A murder mystery podcast is not your typical grade school teaching resource, but Paul Strueby said he has seldom seen students engage so quickly with material. 

His Grade 8 class at St. Augustine School in Humboldt, Sask., has been following the CBC podcast Missing & Murdered: Who Killed Alberta Williams.

The podcast investigates the 1989 unsolved case of a 24-year-old Indigenous woman who was found dead along the Highway of Tears near Prince Rupert, B.C. A tip to CBC about the case sparked the project.

"We listened to the first episode and students were so engaged and so interested in it that I just kept running with it," Strueby told CBC Radio's Morning Edition. "My class is disappointed when the bell rings at the end of the day." 

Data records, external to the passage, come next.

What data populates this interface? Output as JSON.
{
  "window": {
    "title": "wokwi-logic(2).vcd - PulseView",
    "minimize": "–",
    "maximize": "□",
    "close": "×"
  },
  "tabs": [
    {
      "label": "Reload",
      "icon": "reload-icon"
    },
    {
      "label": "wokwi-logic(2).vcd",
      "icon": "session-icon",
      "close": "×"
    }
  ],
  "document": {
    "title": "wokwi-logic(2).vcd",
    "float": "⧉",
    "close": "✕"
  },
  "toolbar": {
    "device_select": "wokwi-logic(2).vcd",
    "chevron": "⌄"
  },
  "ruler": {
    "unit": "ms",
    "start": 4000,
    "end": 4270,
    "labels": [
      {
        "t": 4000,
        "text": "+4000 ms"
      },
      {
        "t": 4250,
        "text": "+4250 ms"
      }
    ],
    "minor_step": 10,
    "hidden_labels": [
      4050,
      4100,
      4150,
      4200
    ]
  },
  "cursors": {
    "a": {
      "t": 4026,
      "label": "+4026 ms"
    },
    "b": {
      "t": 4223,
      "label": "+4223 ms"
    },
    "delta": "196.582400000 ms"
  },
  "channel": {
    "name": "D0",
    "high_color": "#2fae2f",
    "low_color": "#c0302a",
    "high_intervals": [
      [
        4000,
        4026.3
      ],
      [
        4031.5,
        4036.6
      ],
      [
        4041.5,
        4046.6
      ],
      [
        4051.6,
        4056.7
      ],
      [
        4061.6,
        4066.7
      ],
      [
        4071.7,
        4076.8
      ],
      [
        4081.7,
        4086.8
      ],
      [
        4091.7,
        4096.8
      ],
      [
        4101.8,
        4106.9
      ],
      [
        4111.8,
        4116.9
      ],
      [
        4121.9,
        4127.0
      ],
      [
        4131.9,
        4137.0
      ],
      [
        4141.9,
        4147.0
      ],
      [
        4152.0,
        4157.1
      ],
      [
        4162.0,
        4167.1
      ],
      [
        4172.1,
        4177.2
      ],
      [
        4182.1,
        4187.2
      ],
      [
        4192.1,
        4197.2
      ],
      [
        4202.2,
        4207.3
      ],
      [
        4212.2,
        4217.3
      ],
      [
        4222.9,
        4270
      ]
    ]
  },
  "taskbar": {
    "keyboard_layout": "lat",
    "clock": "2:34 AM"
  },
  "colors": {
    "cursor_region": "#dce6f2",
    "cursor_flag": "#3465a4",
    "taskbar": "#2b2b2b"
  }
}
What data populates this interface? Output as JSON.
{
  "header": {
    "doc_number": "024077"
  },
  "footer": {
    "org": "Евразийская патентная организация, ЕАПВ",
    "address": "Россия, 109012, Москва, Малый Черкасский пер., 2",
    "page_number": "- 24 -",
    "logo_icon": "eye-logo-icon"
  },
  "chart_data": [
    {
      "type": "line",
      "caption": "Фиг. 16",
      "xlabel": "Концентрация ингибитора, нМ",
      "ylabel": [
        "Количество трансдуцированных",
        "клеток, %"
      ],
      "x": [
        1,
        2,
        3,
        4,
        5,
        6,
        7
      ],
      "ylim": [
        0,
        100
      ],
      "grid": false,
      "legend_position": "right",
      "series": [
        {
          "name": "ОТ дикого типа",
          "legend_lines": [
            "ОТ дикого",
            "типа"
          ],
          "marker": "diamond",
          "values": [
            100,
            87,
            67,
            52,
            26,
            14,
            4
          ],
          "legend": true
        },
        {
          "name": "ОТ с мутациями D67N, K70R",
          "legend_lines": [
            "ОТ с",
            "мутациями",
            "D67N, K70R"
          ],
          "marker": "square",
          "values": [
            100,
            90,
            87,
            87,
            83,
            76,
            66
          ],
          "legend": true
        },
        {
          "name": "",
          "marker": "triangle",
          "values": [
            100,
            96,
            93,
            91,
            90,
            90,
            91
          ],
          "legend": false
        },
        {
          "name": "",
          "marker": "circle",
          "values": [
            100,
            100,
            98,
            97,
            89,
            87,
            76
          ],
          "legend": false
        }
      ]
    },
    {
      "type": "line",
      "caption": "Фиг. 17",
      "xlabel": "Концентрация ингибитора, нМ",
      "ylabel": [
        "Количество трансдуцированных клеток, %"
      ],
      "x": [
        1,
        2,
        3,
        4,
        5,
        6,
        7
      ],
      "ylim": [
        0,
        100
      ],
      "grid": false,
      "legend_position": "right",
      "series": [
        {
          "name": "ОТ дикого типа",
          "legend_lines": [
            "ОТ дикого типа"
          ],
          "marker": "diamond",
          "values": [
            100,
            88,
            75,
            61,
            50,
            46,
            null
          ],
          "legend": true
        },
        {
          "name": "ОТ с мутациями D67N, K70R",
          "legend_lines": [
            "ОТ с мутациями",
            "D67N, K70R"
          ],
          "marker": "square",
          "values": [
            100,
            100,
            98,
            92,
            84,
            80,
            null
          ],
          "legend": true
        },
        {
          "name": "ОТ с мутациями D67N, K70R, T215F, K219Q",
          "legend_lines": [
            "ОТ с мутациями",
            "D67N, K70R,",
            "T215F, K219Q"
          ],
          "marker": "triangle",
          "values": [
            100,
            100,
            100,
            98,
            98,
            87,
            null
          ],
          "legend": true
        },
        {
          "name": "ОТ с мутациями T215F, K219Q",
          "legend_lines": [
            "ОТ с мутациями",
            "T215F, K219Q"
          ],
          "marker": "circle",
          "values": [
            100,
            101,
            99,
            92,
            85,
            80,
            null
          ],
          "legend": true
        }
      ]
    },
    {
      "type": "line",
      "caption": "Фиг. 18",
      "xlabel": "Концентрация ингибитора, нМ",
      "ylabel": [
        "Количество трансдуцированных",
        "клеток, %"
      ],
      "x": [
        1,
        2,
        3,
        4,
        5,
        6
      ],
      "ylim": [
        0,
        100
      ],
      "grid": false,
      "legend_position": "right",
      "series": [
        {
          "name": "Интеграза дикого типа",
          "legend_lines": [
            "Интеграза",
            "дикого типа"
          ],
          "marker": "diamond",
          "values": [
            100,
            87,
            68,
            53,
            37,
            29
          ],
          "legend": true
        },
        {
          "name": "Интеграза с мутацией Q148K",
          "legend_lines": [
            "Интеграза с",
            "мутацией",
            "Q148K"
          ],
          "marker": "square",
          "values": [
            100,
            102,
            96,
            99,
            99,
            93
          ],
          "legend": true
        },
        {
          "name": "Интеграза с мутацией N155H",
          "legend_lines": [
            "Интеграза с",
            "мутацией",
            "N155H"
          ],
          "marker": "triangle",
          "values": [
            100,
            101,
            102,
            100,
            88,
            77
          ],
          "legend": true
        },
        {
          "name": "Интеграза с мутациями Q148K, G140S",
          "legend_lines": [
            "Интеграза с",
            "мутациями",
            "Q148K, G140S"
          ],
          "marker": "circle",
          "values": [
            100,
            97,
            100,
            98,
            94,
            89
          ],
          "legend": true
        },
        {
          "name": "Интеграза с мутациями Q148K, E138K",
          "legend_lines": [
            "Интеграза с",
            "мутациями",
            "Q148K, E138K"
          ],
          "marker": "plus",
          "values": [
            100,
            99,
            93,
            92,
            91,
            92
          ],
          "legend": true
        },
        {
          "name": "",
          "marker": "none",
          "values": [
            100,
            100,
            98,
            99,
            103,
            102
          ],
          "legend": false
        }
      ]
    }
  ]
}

Alberta Williams on notebooks

Alberta Williams was 24 years old when she was found dead in B.C. (CBC)

One of those students is Tanner Hall, who was struck by how many women had gone missing along the stretch of Highway 16 known as the Highway of Tears.  

The students keep journals documenting what they think is important from each podcast episode, developing their own ideas as to who is responsible for the crime. 

The podcast also sparks other conversations. Hall said he was amazed by how residential schools affected students that went, for instance.

In his time within the Saskatchewan school system, Strueby said the focus on residential schools has shifted from the basics to looking at their long-term effects.

Alberta Williams hypnotist illustration

This illustration shows an aspect of the Alberta Williams death investigation, in which police hypnotized one of her relatives in order to draw out more information in the case. (John Fraser/CBC)

The conversation extends out of the classroom, too. Hall's mother listens to the podcast as well and the two chat about their hypotheses.

​The final instalment of Who Killed Alberta Williams will be released tomorrow.